I’m afraid that students believe they are writing when they are merely searching for and rearranging information. This process seems to be an attempt to not have to think, because thinking is hard, and much of what we are asking them to think about has already been said/solved; in other words, they might be wondering why should they have to reinvent the wheel? Just to get a grade? Just because the teacher said to? This gets us back to creating problems for them to solve — new, relevant problems, where they can apply the existing information in novel ways. It makes thinking a bit more fun, but still hard. And that makes us have to do a bit of thinking as teachers, right?

Thinking is hard. Original ideas are the hardest to produce. It’s much easier to cull a few online sources, gather the thoughts of others who have been down this road before and remix the voices into something that is, if not original, at least uniquely arranged. But what do such student products actually reflect, aside from (usually) varying degrees of plagiarism? Good Googling skills, mostly. Perhaps exposure to a variety of perspectives on an issue, if students took time to absorb the ideas as they arranged them into paragraphs. Maybe a better understanding of how others would answer the question or present the thesis. 

It’s very tough to make a case for true synthesis when reading a patch-work quilt of (hopefully) attributed ideas. And few students go the extra mile by adding personal reflection, much less their own original take, to the mix. They figure if it’s long enough, it’s done. 

Running their work through plagiarism detection websites is not the answer… Getting them to remix more thoroughly their compilations and attribute their borrowed words more accurately will not get us to true synthesis; it’s just a more tortuous path to the same end: the glorified summary.

What I see as the real problem is that teachers are continuing to assign the types of independent work that we were assigned as students and that our parents and possibly even grandparents were assigned as students. In English, this might be a take-home paper that explores the theme of George Orwell’s Animal Farm, for example. Or one that asks students to explain the gun/flag metaphors in the novel. A quick Google of “theme” + “metaphors” + “Animal Farm” easily produces numerous sources and an endless possible melange of ideas. Before the Internet, these assignments year after year made more sense because high school students who wanted to glean the answers from someone else would be out of luck unless they had access to Cliff’s Notes at a local bookstore or knew a student from last year’s class who’d saved their paper. Even then, at most they might be able to find one source. Not 250,000 from a single Google search. 

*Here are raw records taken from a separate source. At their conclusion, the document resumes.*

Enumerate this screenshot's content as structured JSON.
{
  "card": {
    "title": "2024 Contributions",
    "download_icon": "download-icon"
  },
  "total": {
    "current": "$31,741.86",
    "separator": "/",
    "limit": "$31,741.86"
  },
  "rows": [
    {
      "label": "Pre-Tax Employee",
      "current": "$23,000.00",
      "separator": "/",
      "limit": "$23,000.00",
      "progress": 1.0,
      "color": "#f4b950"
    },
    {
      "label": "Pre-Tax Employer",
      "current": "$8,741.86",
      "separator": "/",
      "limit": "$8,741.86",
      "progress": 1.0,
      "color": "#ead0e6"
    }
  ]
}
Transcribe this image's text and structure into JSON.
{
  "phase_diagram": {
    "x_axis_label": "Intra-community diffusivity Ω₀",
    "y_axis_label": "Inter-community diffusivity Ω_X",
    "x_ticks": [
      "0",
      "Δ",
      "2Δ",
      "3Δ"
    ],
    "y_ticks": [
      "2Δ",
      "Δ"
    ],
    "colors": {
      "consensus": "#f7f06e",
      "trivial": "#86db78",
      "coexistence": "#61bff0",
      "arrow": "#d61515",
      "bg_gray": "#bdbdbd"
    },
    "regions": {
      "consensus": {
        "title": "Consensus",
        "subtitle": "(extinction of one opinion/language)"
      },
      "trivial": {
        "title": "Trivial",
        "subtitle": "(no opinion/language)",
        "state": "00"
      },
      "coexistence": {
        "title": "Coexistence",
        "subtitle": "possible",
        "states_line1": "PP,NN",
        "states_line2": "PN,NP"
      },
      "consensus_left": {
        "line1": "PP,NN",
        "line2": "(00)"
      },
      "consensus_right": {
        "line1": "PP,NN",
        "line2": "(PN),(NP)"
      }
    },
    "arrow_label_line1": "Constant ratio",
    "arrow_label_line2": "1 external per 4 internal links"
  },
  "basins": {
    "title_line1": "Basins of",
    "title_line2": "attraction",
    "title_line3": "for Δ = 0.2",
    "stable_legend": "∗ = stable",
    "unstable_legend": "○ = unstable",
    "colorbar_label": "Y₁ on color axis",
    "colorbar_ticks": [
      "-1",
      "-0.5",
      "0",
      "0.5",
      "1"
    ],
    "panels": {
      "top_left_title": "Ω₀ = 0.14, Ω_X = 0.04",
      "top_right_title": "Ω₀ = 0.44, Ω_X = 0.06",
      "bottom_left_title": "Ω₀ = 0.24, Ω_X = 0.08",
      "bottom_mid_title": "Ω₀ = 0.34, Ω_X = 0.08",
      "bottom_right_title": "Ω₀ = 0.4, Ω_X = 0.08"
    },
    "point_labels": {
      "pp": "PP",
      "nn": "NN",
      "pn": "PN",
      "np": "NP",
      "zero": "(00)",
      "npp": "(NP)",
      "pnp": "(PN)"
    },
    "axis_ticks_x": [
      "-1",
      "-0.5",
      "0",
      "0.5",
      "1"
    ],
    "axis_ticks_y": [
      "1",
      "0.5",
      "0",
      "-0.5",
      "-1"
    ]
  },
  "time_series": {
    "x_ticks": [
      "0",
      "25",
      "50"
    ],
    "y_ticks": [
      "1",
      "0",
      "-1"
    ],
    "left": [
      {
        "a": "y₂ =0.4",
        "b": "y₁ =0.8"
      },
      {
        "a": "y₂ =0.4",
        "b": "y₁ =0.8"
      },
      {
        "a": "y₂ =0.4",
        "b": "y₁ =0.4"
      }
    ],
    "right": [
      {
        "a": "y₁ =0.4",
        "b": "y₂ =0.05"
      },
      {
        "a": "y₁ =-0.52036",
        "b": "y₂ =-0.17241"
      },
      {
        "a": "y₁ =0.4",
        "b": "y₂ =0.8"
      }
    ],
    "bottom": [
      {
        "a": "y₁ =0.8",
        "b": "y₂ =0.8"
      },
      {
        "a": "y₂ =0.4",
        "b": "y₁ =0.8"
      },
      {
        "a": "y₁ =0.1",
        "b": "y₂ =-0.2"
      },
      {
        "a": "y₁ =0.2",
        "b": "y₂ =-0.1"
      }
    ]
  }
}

Clearly, these particular wheels have been invented. And reinvented. Over and over. The answers to these assignments are not only in the back of the book, they are at the tips of our students’ fingers. And this makes them seem perfunctory and incredibly boring, just one more hoop to jump through, rather than an opportunity to produce something altogether new and different and perhaps even personal. How many 15-year-olds in the past half century have explained the theme of Animal Farm? Millions! What possibly new could be added to the discussion, so why not(!) just survey the field and see which explanations you could edit and edit into one that you agree with? The internet has become a infinite recipe book and there is simply no need (in a busy student’s mind) to experiment with Metaphor á la Orwell when there are hundreds and thousands of proven recipes ready to use.

So the onus is on us, I think, as teachers to come up with better assignments for independent work. If we must assign essays on theme and metaphor, we can assign them as in-class essays or timed writing tests (giving students no class time to survey the online field). But we need other, better assignments for independent work, ones that can’t be Googled, copied or pasted, ones that are meaningful and personal and require thinking (analysis) and creativity (synthesis). 

What do those look like? And how hard will they be to come up with year after year?